Bolsonaristas tentam coagir Justiça Eleitoral com ameaça de tumulto caso as exigências do presidente não sejam atendidas. Ora, se Bolsonaro não aceita as regras do jogo, não o dispute
O Estadão informou que o governo de Jair Bolsonaro realiza uma operação de bastidores para tentar convencer o Tribunal Superior Eleitoral (TSE) a adotar propostas do Ministério da Defesa sobre as urnas eletrônicas nas eleições de outubro. Segundo fontes do governo, essa negociação tem o objetivo de evitar reações violentas de bolsonaristas no 7 de Setembro e no dia das eleições. Nessas tratativas, há a indicação de que o acatamento das propostas por parte da Justiça Eleitoral seria também um modo de acalmar o próprio presidente Jair Bolsonaro, evitando que ele adote alguma atitude de incentivo a distúrbios e outras confusões.

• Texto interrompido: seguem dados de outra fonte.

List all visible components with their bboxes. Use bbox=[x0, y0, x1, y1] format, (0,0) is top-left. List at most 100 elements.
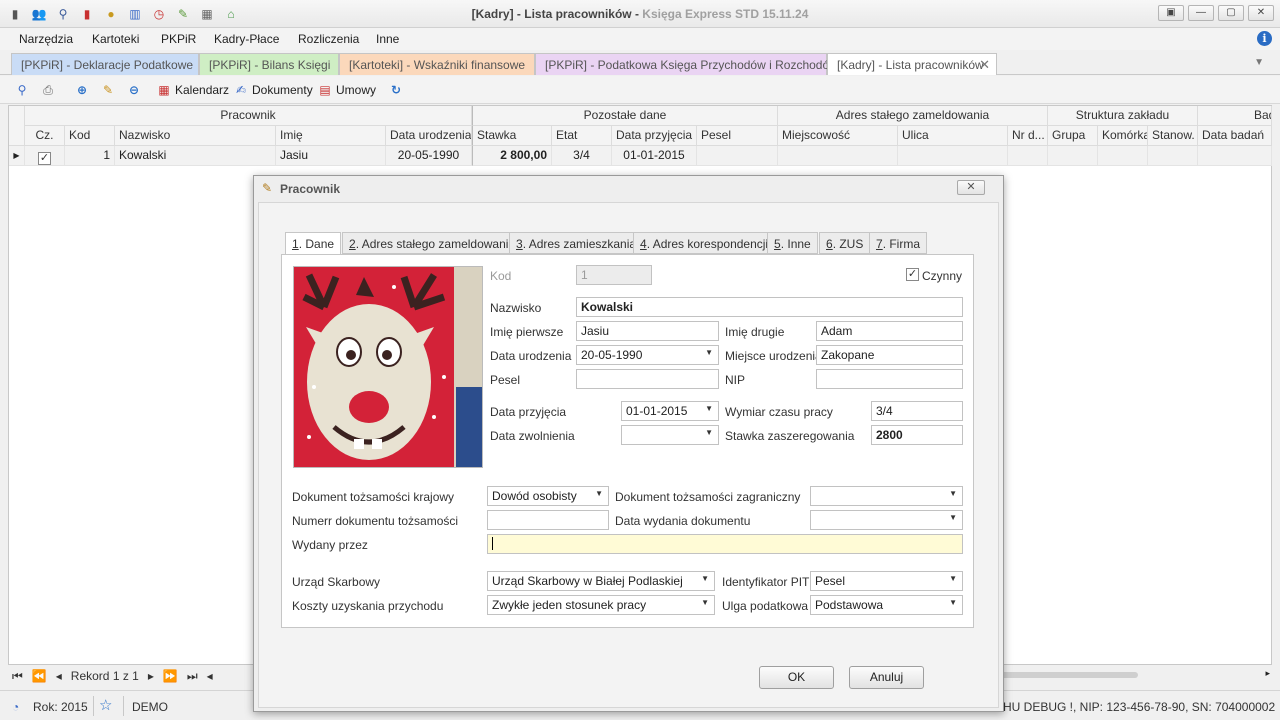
table-row-ulica[interactable] bbox=[898, 146, 1008, 166]
table-row-miejscowosc[interactable] bbox=[778, 146, 898, 166]
table-row-stawka[interactable]: 2 800,00 bbox=[472, 146, 552, 166]
restore-layout-button[interactable]: ▣ bbox=[1158, 5, 1184, 21]
scrollbar-thumb[interactable] bbox=[1000, 672, 1138, 678]
table-row-etat[interactable]: 3/4 bbox=[552, 146, 612, 166]
scroll-left-icon[interactable]: ◂ bbox=[207, 669, 213, 683]
edit-button[interactable]: ✎ bbox=[100, 81, 116, 99]
chevron-down-icon[interactable]: ▼ bbox=[949, 489, 957, 498]
employee-photo[interactable] bbox=[293, 266, 483, 468]
koszty-select[interactable]: Zwykłe jeden stosunek pracy ▼ bbox=[487, 595, 715, 615]
col-kod[interactable]: Kod bbox=[65, 126, 115, 146]
col-data-przyjecia[interactable]: Data przyjęcia bbox=[612, 126, 697, 146]
col-stanowisko[interactable]: Stanow. bbox=[1148, 126, 1198, 146]
table-row-data-urodzenia[interactable]: 20-05-1990 bbox=[386, 146, 472, 166]
tab-zus[interactable]: 6. ZUS bbox=[819, 232, 871, 254]
menu-rozliczenia[interactable]: Rozliczenia bbox=[298, 32, 359, 46]
add-button[interactable]: ⊕ bbox=[74, 81, 90, 99]
table-row-data-badan[interactable] bbox=[1198, 146, 1272, 166]
data-przyjecia-picker[interactable]: 01-01-2015 ▼ bbox=[621, 401, 719, 421]
table-row-data-przyjecia[interactable]: 01-01-2015 bbox=[612, 146, 697, 166]
dokumenty-button[interactable]: ✍ Dokumenty bbox=[233, 81, 313, 99]
dok-zagraniczny-select[interactable]: ▼ bbox=[810, 486, 963, 506]
umowy-button[interactable]: ▤ Umowy bbox=[317, 81, 376, 99]
next-page-icon[interactable]: ⏩ bbox=[163, 669, 178, 683]
refresh-button[interactable]: ↻ bbox=[388, 81, 404, 99]
kalendarz-button[interactable]: ▦ Kalendarz bbox=[156, 81, 229, 99]
preview-button[interactable]: ⚲ bbox=[14, 81, 30, 99]
scroll-right-icon[interactable]: ▸ bbox=[1265, 668, 1270, 679]
table-row-cz[interactable]: ✓ bbox=[25, 146, 65, 166]
table-row-nr-domu[interactable] bbox=[1008, 146, 1048, 166]
tab-adres-korespondencji[interactable]: 4. Adres korespondencji bbox=[633, 232, 776, 254]
tab-dane[interactable]: 1. Dane bbox=[285, 232, 342, 255]
chevron-down-icon[interactable]: ▼ bbox=[595, 489, 603, 498]
col-grupa[interactable]: Grupa bbox=[1048, 126, 1098, 146]
col-miejscowosc[interactable]: Miejscowość bbox=[778, 126, 898, 146]
imie-drugie-field[interactable]: Adam bbox=[816, 321, 963, 341]
menu-kadry-place[interactable]: Kadry-Płace bbox=[214, 32, 279, 46]
doc-tab-wskazniki[interactable]: [Kartoteki] - Wskaźniki finansowe bbox=[339, 53, 535, 75]
table-row-stanowisko[interactable] bbox=[1148, 146, 1198, 166]
dok-krajowy-select[interactable]: Dowód osobisty ▼ bbox=[487, 486, 609, 506]
table-row-nazwisko[interactable]: Kowalski bbox=[115, 146, 276, 166]
table-row-imie[interactable]: Jasiu bbox=[276, 146, 386, 166]
col-etat[interactable]: Etat bbox=[552, 126, 612, 146]
doc-tab-ksiega[interactable]: [PKPiR] - Podatkowa Księga Przychodów i … bbox=[535, 53, 838, 75]
tabs-dropdown-icon[interactable]: ▼ bbox=[1254, 57, 1264, 68]
doc-tab-lista-pracownikow[interactable]: [Kadry] - Lista pracowników ✕ bbox=[827, 53, 997, 75]
chevron-down-icon[interactable]: ▼ bbox=[949, 574, 957, 583]
col-nazwisko[interactable]: Nazwisko bbox=[115, 126, 276, 146]
dialog-close-button[interactable]: ✕ bbox=[957, 180, 985, 195]
chevron-down-icon[interactable]: ▼ bbox=[701, 574, 709, 583]
col-ulica[interactable]: Ulica bbox=[898, 126, 1008, 146]
pesel-field[interactable] bbox=[576, 369, 719, 389]
menu-inne[interactable]: Inne bbox=[376, 32, 399, 46]
col-pesel[interactable]: Pesel bbox=[697, 126, 778, 146]
horizontal-scrollbar[interactable]: ▸ bbox=[1000, 668, 1270, 680]
table-row-komorka[interactable] bbox=[1098, 146, 1148, 166]
close-button[interactable]: ✕ bbox=[1248, 5, 1274, 21]
next-record-icon[interactable]: ▸ bbox=[148, 669, 154, 683]
chevron-down-icon[interactable]: ▼ bbox=[705, 348, 713, 357]
urzad-select[interactable]: Urząd Skarbowy w Białej Podlaskiej ▼ bbox=[487, 571, 715, 591]
col-komorka[interactable]: Komórka bbox=[1098, 126, 1148, 146]
close-tab-icon[interactable]: ✕ bbox=[979, 57, 990, 73]
nip-field[interactable] bbox=[816, 369, 963, 389]
favorite-icon[interactable]: ☆ bbox=[99, 696, 112, 714]
chevron-down-icon[interactable]: ▼ bbox=[705, 428, 713, 437]
miejsce-urodzenia-field[interactable]: Zakopane bbox=[816, 345, 963, 365]
col-imie[interactable]: Imię bbox=[276, 126, 386, 146]
print-button[interactable]: ⎙ bbox=[40, 81, 56, 99]
delete-button[interactable]: ⊖ bbox=[126, 81, 142, 99]
chevron-down-icon[interactable]: ▼ bbox=[705, 404, 713, 413]
data-wydania-picker[interactable]: ▼ bbox=[810, 510, 963, 530]
col-stawka[interactable]: Stawka bbox=[472, 126, 552, 146]
year-label[interactable]: Rok: 2015 bbox=[33, 700, 88, 714]
table-row-kod[interactable]: 1 bbox=[65, 146, 115, 166]
row-checkbox[interactable]: ✓ bbox=[38, 152, 51, 165]
wymiar-field[interactable]: 3/4 bbox=[871, 401, 963, 421]
czynny-checkbox[interactable]: ✓ bbox=[906, 268, 919, 281]
last-record-icon[interactable]: ⏭ bbox=[187, 669, 198, 684]
tab-firma[interactable]: 7. Firma bbox=[869, 232, 928, 254]
col-data-urodzenia[interactable]: Data urodzenia bbox=[386, 126, 472, 146]
first-record-icon[interactable]: ⏮ bbox=[12, 669, 23, 684]
doc-tab-bilans[interactable]: [PKPiR] - Bilans Księgi bbox=[199, 53, 339, 75]
ulga-select[interactable]: Podstawowa ▼ bbox=[810, 595, 963, 615]
menu-kartoteki[interactable]: Kartoteki bbox=[92, 32, 139, 46]
prev-record-icon[interactable]: ◂ bbox=[56, 669, 62, 683]
imie-pierwsze-field[interactable]: Jasiu bbox=[576, 321, 719, 341]
data-zwolnienia-picker[interactable]: ▼ bbox=[621, 425, 719, 445]
col-cz[interactable]: Cz. bbox=[25, 126, 65, 146]
table-row-pesel[interactable] bbox=[697, 146, 778, 166]
ok-button[interactable]: OK bbox=[759, 666, 834, 689]
identyfikator-pit-select[interactable]: Pesel ▼ bbox=[810, 571, 963, 591]
tab-inne[interactable]: 5. Inne bbox=[767, 232, 818, 254]
minimize-button[interactable]: — bbox=[1188, 5, 1214, 21]
tab-adres-zameldowania[interactable]: 2. Adres stałego zameldowania bbox=[342, 232, 523, 254]
info-icon[interactable]: i bbox=[1257, 31, 1272, 46]
stawka-field[interactable]: 2800 bbox=[871, 425, 963, 445]
prev-page-icon[interactable]: ⏪ bbox=[32, 669, 47, 683]
doc-tab-deklaracje[interactable]: [PKPiR] - Deklaracje Podatkowe bbox=[11, 53, 199, 75]
chevron-down-icon[interactable]: ▼ bbox=[701, 598, 709, 607]
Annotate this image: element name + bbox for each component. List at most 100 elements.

Essa negociação é um completo disparate, rigorosamente inconstitucional. Em primeiro lugar, o Poder Executivo não tem nenhuma competência sobre as atribuições da Justiça Eleitoral a respeito das eleições. Toda pressão do governo federal para que o TSE faça mudanças nos procedimentos relativos às urnas é exercício abusivo da função pública.
Em segundo lugar, as sugestões do Ministério da Defesa, feitas no âmbito de um órgão consultivo da Justiça Eleitoral, são apenas isto: sugestões. O TSE não tem nenhuma obrigação de aceitar, tampouco de oferecer contrapartidas. Não existe, não pode existir, uma “negociação” entre Ministério da Defesa (ou outro órgão da administração federal) e Justiça Eleitoral, pelo simples e cristalino motivo de que o Ministério da Defesa (ou outro órgão da administração federal) não tem competência sobre as eleições.
Junto com outras entidades, o Ministério da Defesa foi convidado a oferecer sugestões sobre o processo eleitoral. Não lhe foi atribuída nenhuma competência adicional, como se pudesse interferir nas decisões da Justiça Eleitoral ou fazer barganhas públicas sobre as eleições.
Como se não bastasse essa atuação fora dos trilhos institucionais, há uma agravante muito séria nessa pretensão de interferir às vésperas das eleições no processo eleitoral: a chantagem. Quando o presidente e seu entorno sugerem que não têm como controlar a reação de seus apoiadores caso as propostas do Ministério da Defesa não sejam adotadas, configura-se inaceitável tentativa de coagir a Justiça Eleitoral.
Ora, não deveria ser necessário recordar que o respeito às leis e às normas eleitorais deve ser incondicional. Se Bolsonaro não aceita as regras do jogo nem reconhece a autoridade do árbitro, deve retirar-se da disputa. Insinuar que pode haver violência se Bolsonaro não puder ditar o regulamento das eleições beira o gangsterismo. Não é assim que funciona no Estado Democrático de Direito.
É preciso dizer, no entanto, que o presidente não se daria por satisfeito mesmo que todas as exigências bolsonaristas fossem atendidas, porque não lhe interessa o processo eleitoral, mas apenas o resultado da eleição: a esta altura já está claro que Bolsonaro não aceitará outro desfecho que não seja sua vitória.
Além disso, a chantagem sobre a Justiça Eleitoral é uma incrível inversão de responsabilidades. Desde a redemocratização, as eleições no País têm sido pacíficas. Mesmo nas mais ferrenhas disputas, nunca houve nada que se assemelhasse minimamente à confusão que vem sendo insinuada por bolsonaristas, a respeito de uma possível “convulsão social”, com participação de grupos armados. Se hoje há o risco de eventos violentos no 7 de Setembro ou no dia das eleições, isso é consequência direta do comportamento de Jair Bolsonaro, que não faz nenhum esforço para desestimular a violência. Ao contrário: o presidente estimula o tumulto com suas dúvidas sobre o processo de votação e suas invectivas contra a Justiça Eleitoral.
Que a lei seja rigorosamente aplicada sobre todos os arruaceiros das eleições. A paz social e a ordem pública na campanha eleitoral e no dia do pleito são temas muito sérios. Não são moedas de troca. Assim como todos os que desejam se candidatar nas próximas eleições, o presidente Jair Bolsonaro tem o dever de promover a paz. Se não o faz, coloca-se à margem das regras do jogo, com consequências nefastas. Há lei no País, e deve valer para todos.